O barulho chega antes das cachoeiras. Enquanto a trilha se insinua entre as raízes das árvores e o verde se torna cada vez mais denso, um estrondo surdo cresce até se tornar um estrondo que cobre o canto dos pássaros e o grito dos macacos uivadores nas árvores. Então, de repente, a vegetação se abre e as Cachoeiras Nauyaca se revelam em sua estrutura dupla: uma primeira queda de cerca de 45 metros e, logo abaixo, uma segunda mais baixa que despeja a água em uma grande poça natural de águas verde-azuladas.
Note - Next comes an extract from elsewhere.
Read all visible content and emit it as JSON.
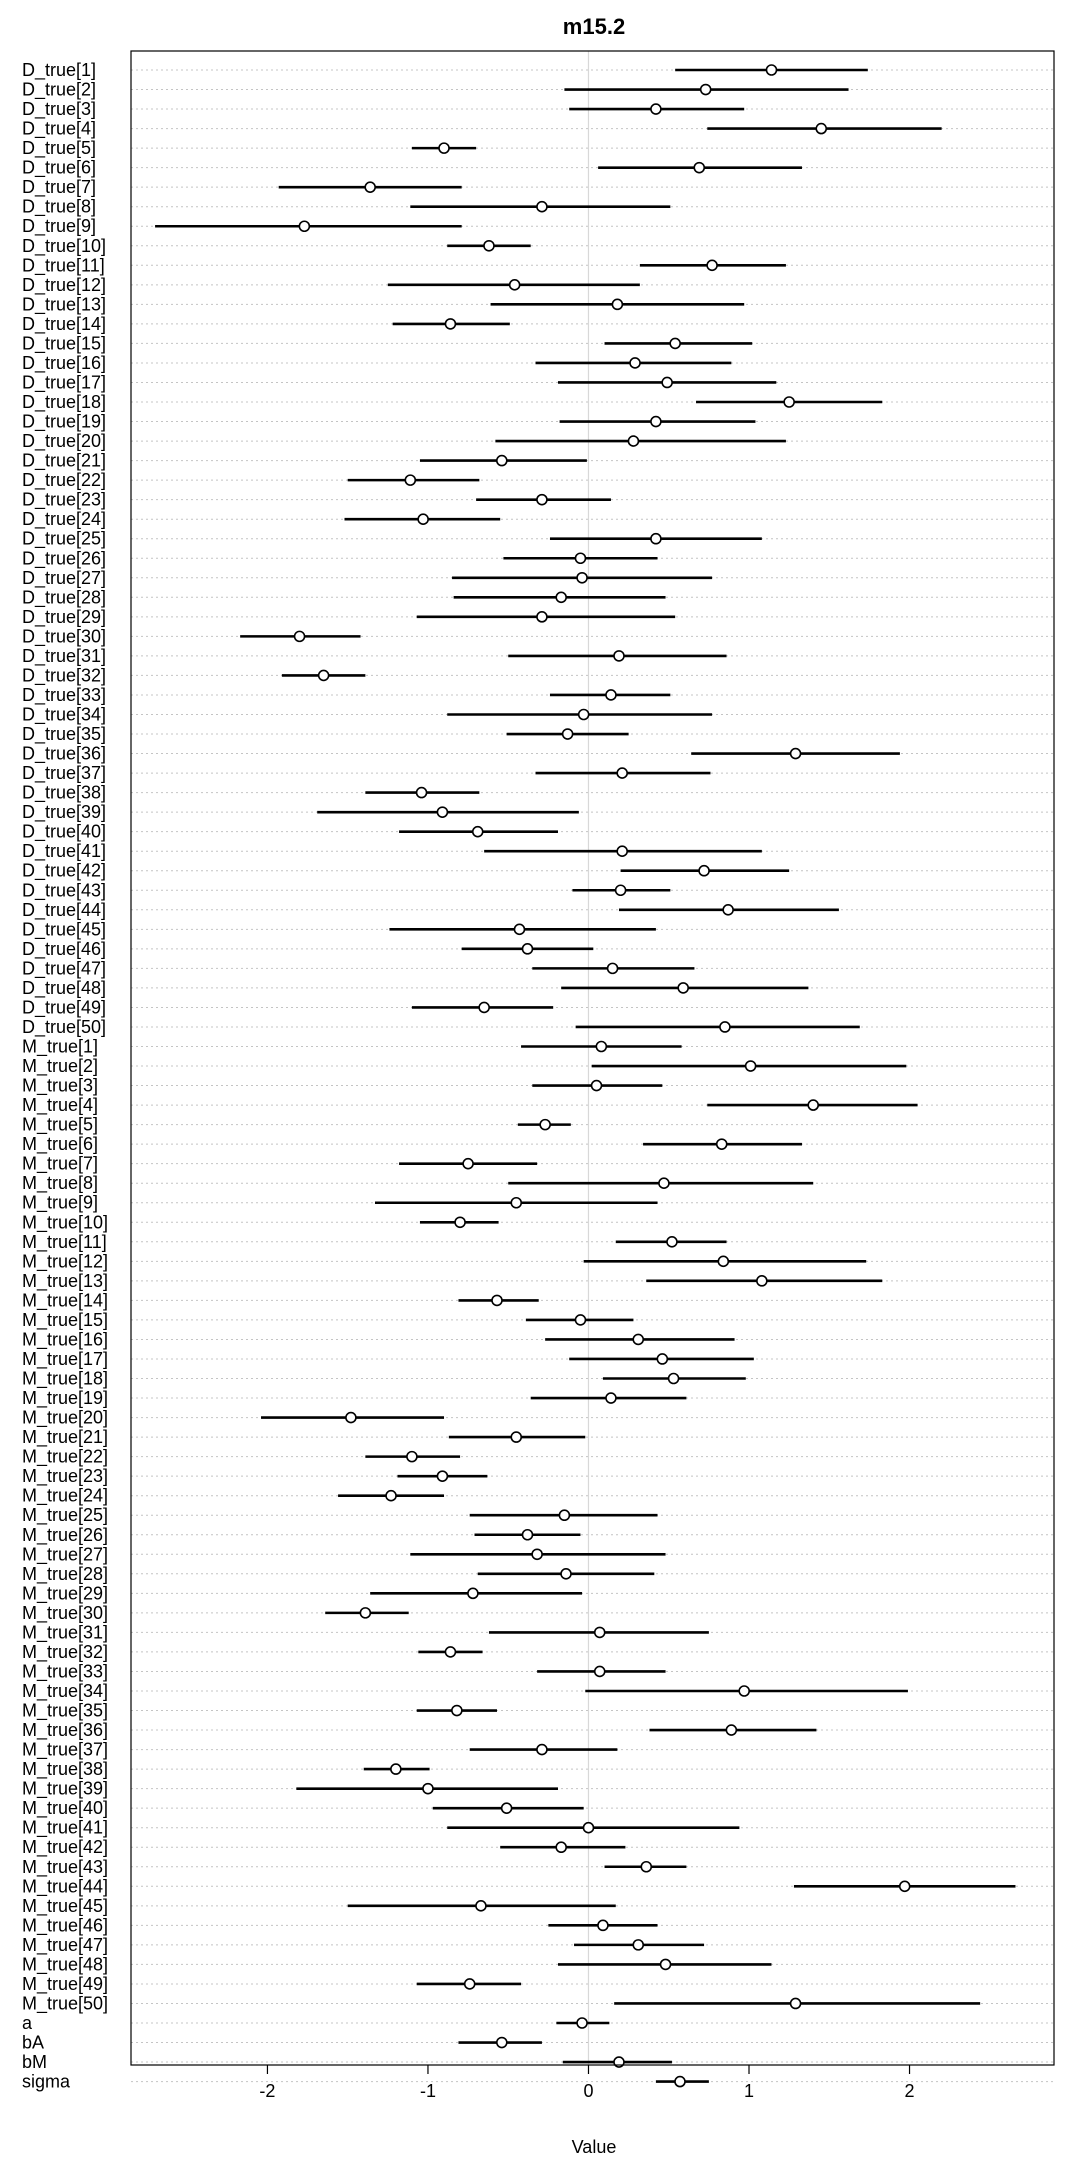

Estamos na região de Pérez Zeledón, no Pacífico sul da Costa Rica, em uma área de floresta tropical onde a biodiversidade é palpável a cada passo. As Nauyaca estão entre as cachoeiras mais imponentes do país e sua particularidade é exatamente essa queda dupla, que cria uma cenografia vertical rara: dois níveis distintos de potência hídrica, separados por uma rocha basáltica sobre a qual a água espirra e se dispersa em nuvens de névoa fina que se pousam na pele como uma leve chuva.
O som e a força da água

Estar diante da cachoeira superior significa aceitar ficar molhado. A névoa produzida pelo impacto da água na rocha se espalha em um raio de vários metros, tingindo o ar de frescor mesmo nos dias mais quentes. A queda principal tem um fluxo que varia significativamente entre a estação seca e a estação das chuvas: nos meses de outubro e novembro, no auge das chuvas, o volume de água dobra e o estrondo se torna quase ensurdecedor, enquanto a cor da poça escurece para um verde intenso.
A poça inferior é suficientemente ampla e profunda para permitir a natação, e muitos visitantes se mergulham diretamente sob a cachoeira menor para sentir a pressão da água nos ombros. É uma experiência física, não apenas visual: o frio da água — proveniente das alturas da floresta — contrasta com o calor úmido do ambiente ao redor de maneira quase brusca. As rochas ao redor da poça são polidas e escorregadias, um detalhe que quem visita o local aprende rapidamente a respeitar.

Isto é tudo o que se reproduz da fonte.